Frogtown
Frogtown, 2026, 3 ½ stars
Amphibious
Doc if by land, Frog if by sea
Exclusive to MeierMovies, April 22, 2026
The dramatic mockumentary is one of the rarest film genres, so rare that many people don’t consider it a true mockumentary. Even rarer, though, is the dramatic mockumentary / documentary. It is the cinematic unicorn.
If it walks like a unicorn and talks like a unicorn, however, it might actually be a frog.

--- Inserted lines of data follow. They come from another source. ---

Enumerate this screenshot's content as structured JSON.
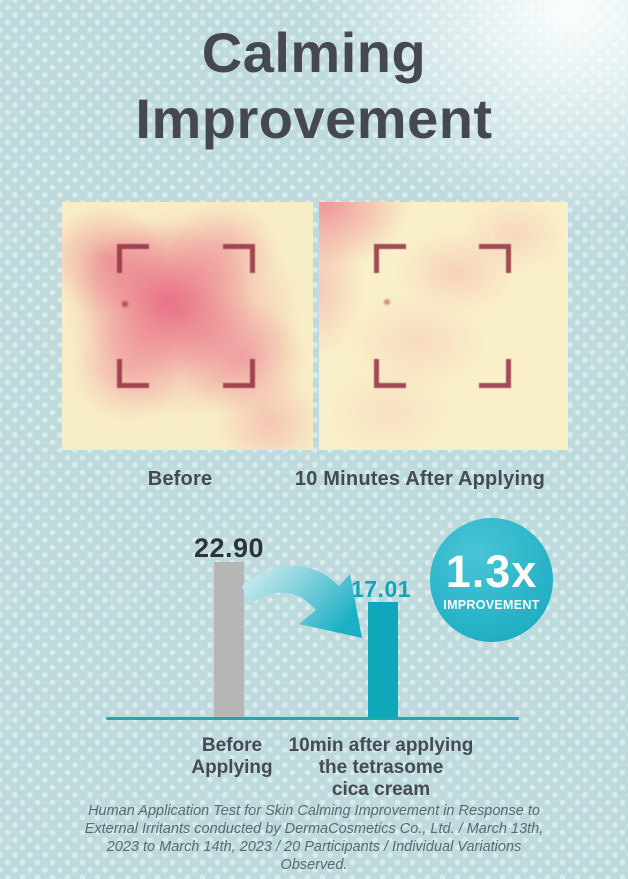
{
  "header": {
    "title": "Calming\nImprovement"
  },
  "comparison": {
    "before_label": "Before",
    "after_label": "10 Minutes After Applying"
  },
  "chart_data": {
    "type": "bar",
    "title": "Skin redness before vs after applying",
    "categories": [
      "Before Applying",
      "10min after applying the tetrasome cica cream"
    ],
    "categories_display": [
      "Before\nApplying",
      "10min after applying\nthe tetrasome\ncica cream"
    ],
    "values": [
      22.9,
      17.01
    ],
    "value_labels": [
      "22.90",
      "17.01"
    ],
    "bar_colors": [
      "#b7b6b6",
      "#0fa8ba"
    ],
    "value_label_colors": [
      "#2e3337",
      "#13a4b7"
    ],
    "axis_color": "#29a4b2",
    "ylim": [
      0,
      25
    ],
    "grid": false,
    "legend": false
  },
  "badge": {
    "multiplier": "1.3x",
    "label": "IMPROVEMENT",
    "color": "#2cb5c9"
  },
  "footnote": {
    "text": "Human Application Test for Skin Calming Improvement in Response to\nExternal Irritants conducted by DermaCosmetics Co., Ltd. / March 13th,\n2023 to March 14th, 2023 / 20 Participants / Individual Variations\nObserved."
  },
  "icons": {
    "arrow": "curved-arrow-down-right",
    "corner_markers": "crop-corner-brackets"
  },
  "colors": {
    "background": "#bedadd",
    "title_text": "#45494f",
    "accent_teal": "#1fadc3"
  }
}
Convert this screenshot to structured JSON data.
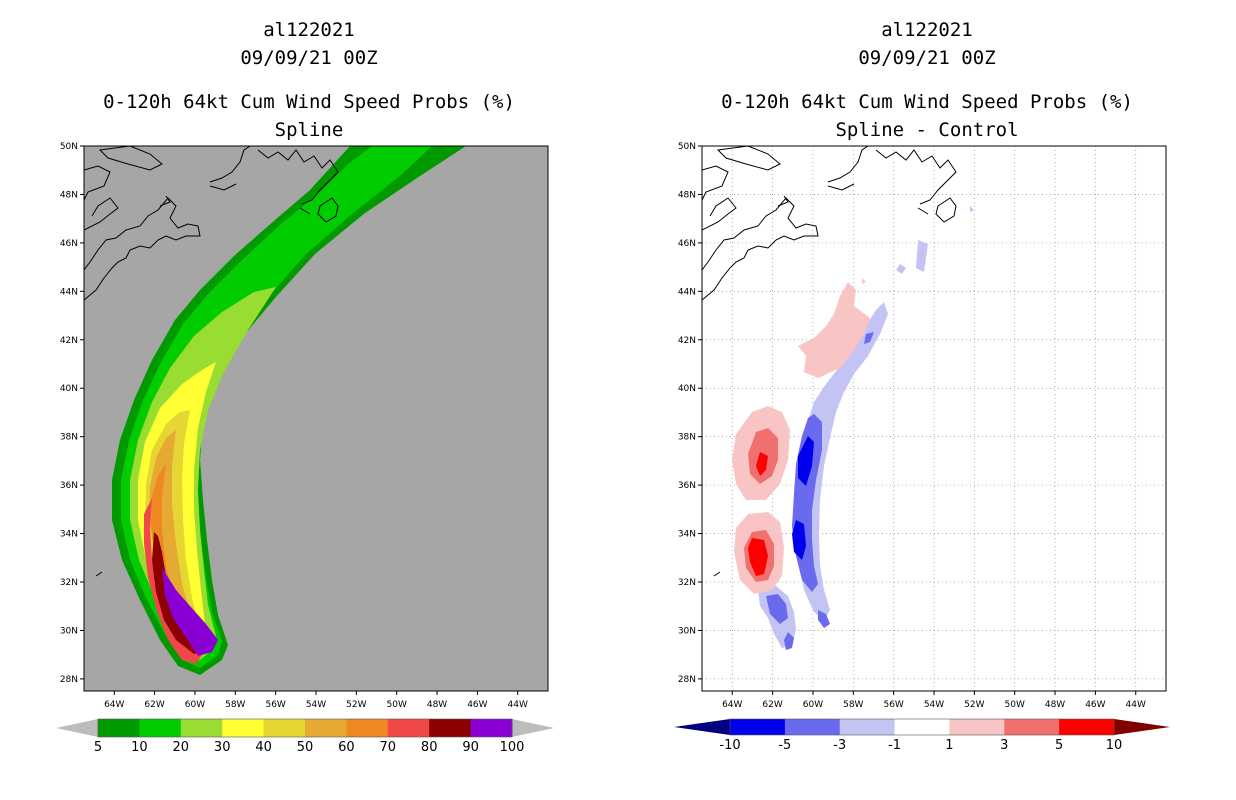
{
  "chart_data": [
    {
      "type": "filled-contour-map",
      "storm_id": "al122021",
      "datetime": "09/09/21 00Z",
      "title": "0-120h 64kt Cum Wind Speed Probs (%)",
      "subtitle": "Spline",
      "background_color": "#a6a6a6",
      "lon_ticks": [
        "64W",
        "62W",
        "60W",
        "58W",
        "56W",
        "54W",
        "52W",
        "50W",
        "48W",
        "46W",
        "44W"
      ],
      "lat_ticks": [
        "50N",
        "48N",
        "46N",
        "44N",
        "42N",
        "40N",
        "38N",
        "36N",
        "34N",
        "32N",
        "30N",
        "28N"
      ],
      "lon_range": [
        -65.5,
        -42.5
      ],
      "lat_range": [
        27.5,
        50
      ],
      "grid": false,
      "colorbar": {
        "labels": [
          "5",
          "10",
          "20",
          "30",
          "40",
          "50",
          "60",
          "70",
          "80",
          "90",
          "100"
        ],
        "colors": [
          "#009900",
          "#00cc00",
          "#99dd33",
          "#ffff33",
          "#e6d633",
          "#e6aa33",
          "#ee8822",
          "#f04848",
          "#8c0000",
          "#8a00d4"
        ],
        "end_left": "#bcbcbc",
        "end_right": "#bcbcbc"
      },
      "contours": [
        {
          "level": 5,
          "color": "#009900"
        },
        {
          "level": 10,
          "color": "#00cc00"
        },
        {
          "level": 20,
          "color": "#99dd33"
        },
        {
          "level": 30,
          "color": "#ffff33"
        },
        {
          "level": 40,
          "color": "#e6d633"
        },
        {
          "level": 50,
          "color": "#e6aa33"
        },
        {
          "level": 60,
          "color": "#ee8822"
        },
        {
          "level": 70,
          "color": "#f04848"
        },
        {
          "level": 80,
          "color": "#8c0000"
        },
        {
          "level": 90,
          "color": "#8a00d4"
        }
      ]
    },
    {
      "type": "filled-contour-map",
      "storm_id": "al122021",
      "datetime": "09/09/21 00Z",
      "title": "0-120h 64kt Cum Wind Speed Probs (%)",
      "subtitle": "Spline - Control",
      "background_color": "#ffffff",
      "lon_ticks": [
        "64W",
        "62W",
        "60W",
        "58W",
        "56W",
        "54W",
        "52W",
        "50W",
        "48W",
        "46W",
        "44W"
      ],
      "lat_ticks": [
        "50N",
        "48N",
        "46N",
        "44N",
        "42N",
        "40N",
        "38N",
        "36N",
        "34N",
        "32N",
        "30N",
        "28N"
      ],
      "lon_range": [
        -65.5,
        -42.5
      ],
      "lat_range": [
        27.5,
        50
      ],
      "grid": true,
      "colorbar": {
        "labels": [
          "-10",
          "-5",
          "-3",
          "-1",
          "1",
          "3",
          "5",
          "10"
        ],
        "colors": [
          "#0000ee",
          "#6a6aee",
          "#c4c4f4",
          "#ffffff",
          "#f8c4c4",
          "#f07070",
          "#ff0000"
        ],
        "end_left": "#000080",
        "end_right": "#800000"
      },
      "contours": [
        {
          "level": -10,
          "color": "#0000ee"
        },
        {
          "level": -5,
          "color": "#6a6aee"
        },
        {
          "level": -3,
          "color": "#c4c4f4"
        },
        {
          "level": 3,
          "color": "#f8c4c4"
        },
        {
          "level": 5,
          "color": "#f07070"
        },
        {
          "level": 10,
          "color": "#ff0000"
        }
      ]
    }
  ]
}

That’s the takeaway from Frogtown, the biggest brainteaser of the recent Florida Film Festival, where it received its world premiere and won the audience award for best Florida feature. Set and shot in the Sunshine State, writer-director Costa Karalis’s film is happy as both doc and narrative fiction, and it blends the two genres in a way I’ve never seen before. Just as frogs are equally comfortable on land and in water, Frogtown seems to enjoy living in two worlds.

From left, producer Evan Barber, cinematographer Chris Violette and director Costa Karalis participate in a Q&A session following the world premiere of Frogtown on April 18 at the Florida Film Festival.

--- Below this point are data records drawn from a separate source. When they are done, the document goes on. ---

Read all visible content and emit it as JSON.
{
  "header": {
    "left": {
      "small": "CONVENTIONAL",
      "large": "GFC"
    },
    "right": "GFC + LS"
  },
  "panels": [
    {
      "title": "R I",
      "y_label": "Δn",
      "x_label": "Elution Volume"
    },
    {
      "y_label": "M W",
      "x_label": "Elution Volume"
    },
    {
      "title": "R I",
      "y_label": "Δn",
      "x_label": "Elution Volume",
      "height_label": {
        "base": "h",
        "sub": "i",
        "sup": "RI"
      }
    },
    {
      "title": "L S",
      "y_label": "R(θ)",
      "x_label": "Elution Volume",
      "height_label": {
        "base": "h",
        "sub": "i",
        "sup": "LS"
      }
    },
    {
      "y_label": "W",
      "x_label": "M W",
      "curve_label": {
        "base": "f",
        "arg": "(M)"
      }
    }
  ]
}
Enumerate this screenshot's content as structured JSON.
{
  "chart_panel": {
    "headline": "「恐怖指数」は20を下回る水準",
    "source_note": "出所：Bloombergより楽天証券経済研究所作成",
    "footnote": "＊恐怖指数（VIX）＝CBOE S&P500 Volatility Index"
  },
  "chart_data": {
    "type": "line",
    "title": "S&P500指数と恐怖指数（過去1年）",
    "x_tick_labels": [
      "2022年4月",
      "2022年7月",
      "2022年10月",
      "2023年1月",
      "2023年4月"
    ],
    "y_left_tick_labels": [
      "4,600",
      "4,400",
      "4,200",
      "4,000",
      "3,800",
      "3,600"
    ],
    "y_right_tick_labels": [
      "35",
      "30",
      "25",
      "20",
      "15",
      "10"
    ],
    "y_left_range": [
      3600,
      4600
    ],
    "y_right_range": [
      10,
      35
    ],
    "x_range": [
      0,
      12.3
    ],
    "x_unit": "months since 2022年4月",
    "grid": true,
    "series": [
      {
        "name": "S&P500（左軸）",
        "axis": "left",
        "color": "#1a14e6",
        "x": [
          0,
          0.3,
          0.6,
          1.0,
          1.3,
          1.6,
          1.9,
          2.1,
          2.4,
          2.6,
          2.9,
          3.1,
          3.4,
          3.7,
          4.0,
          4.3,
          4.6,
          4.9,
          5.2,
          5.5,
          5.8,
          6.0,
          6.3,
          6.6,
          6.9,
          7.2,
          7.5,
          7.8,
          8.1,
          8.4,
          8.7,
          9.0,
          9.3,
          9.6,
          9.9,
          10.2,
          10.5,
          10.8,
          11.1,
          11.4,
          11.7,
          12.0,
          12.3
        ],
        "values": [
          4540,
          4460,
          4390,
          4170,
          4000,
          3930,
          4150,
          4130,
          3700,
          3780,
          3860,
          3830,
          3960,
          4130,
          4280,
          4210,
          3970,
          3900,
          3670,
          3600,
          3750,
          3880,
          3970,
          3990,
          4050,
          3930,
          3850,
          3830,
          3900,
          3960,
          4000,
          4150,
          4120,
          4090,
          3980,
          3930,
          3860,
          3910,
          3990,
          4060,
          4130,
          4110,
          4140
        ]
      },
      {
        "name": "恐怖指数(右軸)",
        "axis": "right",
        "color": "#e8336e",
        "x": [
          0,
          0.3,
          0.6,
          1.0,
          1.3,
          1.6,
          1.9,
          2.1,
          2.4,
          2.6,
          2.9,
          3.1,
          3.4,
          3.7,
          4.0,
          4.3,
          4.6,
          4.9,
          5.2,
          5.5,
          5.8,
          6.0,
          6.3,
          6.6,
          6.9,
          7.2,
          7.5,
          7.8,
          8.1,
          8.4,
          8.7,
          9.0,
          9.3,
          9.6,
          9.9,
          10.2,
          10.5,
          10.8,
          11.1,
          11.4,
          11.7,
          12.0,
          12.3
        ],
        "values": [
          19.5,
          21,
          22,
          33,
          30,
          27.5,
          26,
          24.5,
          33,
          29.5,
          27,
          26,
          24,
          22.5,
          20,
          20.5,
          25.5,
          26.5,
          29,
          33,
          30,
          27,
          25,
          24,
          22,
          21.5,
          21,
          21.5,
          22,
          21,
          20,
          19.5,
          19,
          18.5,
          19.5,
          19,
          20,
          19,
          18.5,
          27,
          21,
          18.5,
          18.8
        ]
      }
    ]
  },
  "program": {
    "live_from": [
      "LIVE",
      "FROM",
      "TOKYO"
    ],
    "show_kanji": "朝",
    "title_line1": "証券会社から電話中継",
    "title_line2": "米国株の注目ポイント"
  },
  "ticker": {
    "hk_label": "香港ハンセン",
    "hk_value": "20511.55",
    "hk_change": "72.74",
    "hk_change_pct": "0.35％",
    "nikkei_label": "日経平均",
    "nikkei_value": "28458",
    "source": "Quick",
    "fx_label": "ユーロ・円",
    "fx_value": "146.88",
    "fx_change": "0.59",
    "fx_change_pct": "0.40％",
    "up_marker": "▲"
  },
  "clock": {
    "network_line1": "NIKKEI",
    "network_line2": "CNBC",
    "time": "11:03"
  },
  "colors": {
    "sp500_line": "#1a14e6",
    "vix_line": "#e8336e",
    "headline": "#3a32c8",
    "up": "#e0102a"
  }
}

This is the story of the people of Marianna, a small town in the Panhandle. Over 86 odd, slow-paced minutes, Karalis invites us into this quirky community and into the strange minutia of these citizens’ lives. If the movie had been a straight documentary, it would have grown tedious, though still enjoyable thanks to its Errol Morris vibe. And if it had been total narrative fiction, it would have sunk under its own minimalism. But Karalis has found the sweet spot, fashioning a film that is part Orson Welles’ F for Fake and part Nomadland, yet all its own.
At the heart of Frogtown is one woman’s quest to prove the existence of a giant, mythical amphibian whom she claims to have seen when she was a child. To coax the frog into returning and to give the townspeople something to celebrate, she plans a parade.
The intrigue over whether she can pull off this “first annual” event, and whether she is crazy, is the film’s MacGuffin. The movie’s real raison d’être is to test whether you can believe your own eyes and ears, while separating fact from fiction, and actor from non-actor. It’s a stylistic, funny, absurd, strangely touching and intellectually challenging exercise from Karalis.
It certainly challenged the premiere audience at the Florida Film Festival. In the Q&A session, a guy asked Karalis how he intimately captured one particularly awkward conversation. But the moment the audience member was referring to was fictional, featuring actors. And the woman sitting next to me cheered and verbally rooted for the citizens of Marianna on multiple occasions, as if everything were real. (But then she fell asleep and started snoring, so perhaps she’s not the best example.)
Having lived the last 30 years of my life in Florida, I’m hopping mad that I didn’t come up with this idea myself.
© 2026 MeierMovies, LLC
Correction: The original photo caption mistakenly identified producer Evan Barber as the person in the middle. That person is cinematographer Chris Violette; Evan Barber is on the left.